We’ve known the rough details about the Valkyrie engine for quite some time. It’s a naturally aspirated, 6.5-liter, Cosworth V12, good for 1,000hp. That’s not quite enough to give it the highest specific power output for an engine of this type, but 154hp/liter is right up there.
That power peak arrives at 10,500rpm, with the engine’s red line at 11,100rpm. The 545lbft torque peak comes in at 7,000rpm. It’s quite the free-revving engine.
To reach these high engine speeds, Cosworth had to make the moving parts light. However, it faced a challenge in that the project couldn’t use novel exotic materials. Neither company wanted to use alloys that might change in unknown ways over the life of the engine.
That means a lot of titanium. Other than structural castings like the block and heads, Cosworth machined the engine components from single pieces of solid metal. Making the crankshaft alone is a six-month process, grinding away 80% of the material from a single metal bar, measuring 6.6 inches by 30.5 inches, in three stages.
This produces a crankshaft half the weight of the one in the Aston Martin One-77, itself a Cosworth V12. The whole engine weighs 454lb, giving it a comparable weight-for-displacement to Cosworth’s V10 F1 engines.
The engine sits in the middle of the car, acting as a fully stressed part of the chassis. Yet it’s only a part of the Valkyrie’s power recipe.

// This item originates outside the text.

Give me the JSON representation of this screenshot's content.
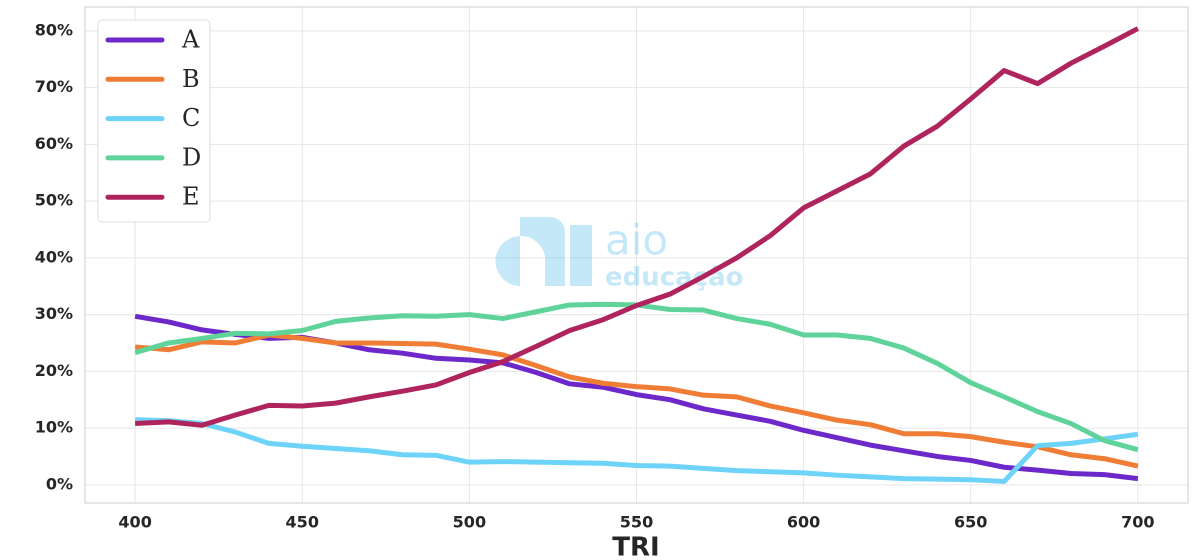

Valkyrie is a hybrid, so it will also get electric motors. Aston Martin is yet to reveal the nature of the electrical system, but the additional motive power could be almost any number.
It’s unlikely to pack an extensive motor system like the Pininfarina Battista, as Aston Martin wants to keep the weight down. However, it could gain a system like other hybrid supercars with a couple hundred horsepower for a kick — and a pure EV range for city driving.
Bruce Wood, managing director at Cosworth, comments:
“Being asked to create a naturally aspirated V12 engine fit for what will surely be one of the most iconic cars of all time is an immense source of pride for Cosworth.
“When we started talking about specifics of power, weight, emissions compliance and durability combined with ever harder and sometimes conflicting targets, we knew this would be a challenge like no other.
“It’s been a fantastic partnership between Aston Martin, Red Bull and Cosworth with each party bringing a distinct clarity of vision that has proved essential in delivering an internal combustion engine way beyond anything previously seen in a road car application.”
Andy Palmer, president and CEO of Aston Martin Lagonda, adds:
“To anyone with a drop of petrol in their blood, a high-revving naturally aspirated V12 is the absolute pinnacle. Nothing sounds better or encapsulates the emotion and excitement of the internal combustion engine more completely.
“Despite the apparently insurmountable challenges it presented, there was never any question that the Aston Martin Valkyrie would make do with anything less. From the outset the team at Cosworth were unflinching in their commitment to achieving benchmarks which pushed the boundaries of the possible.
“The result is a quite extraordinary engine. One which I doubt will ever be surpassed.”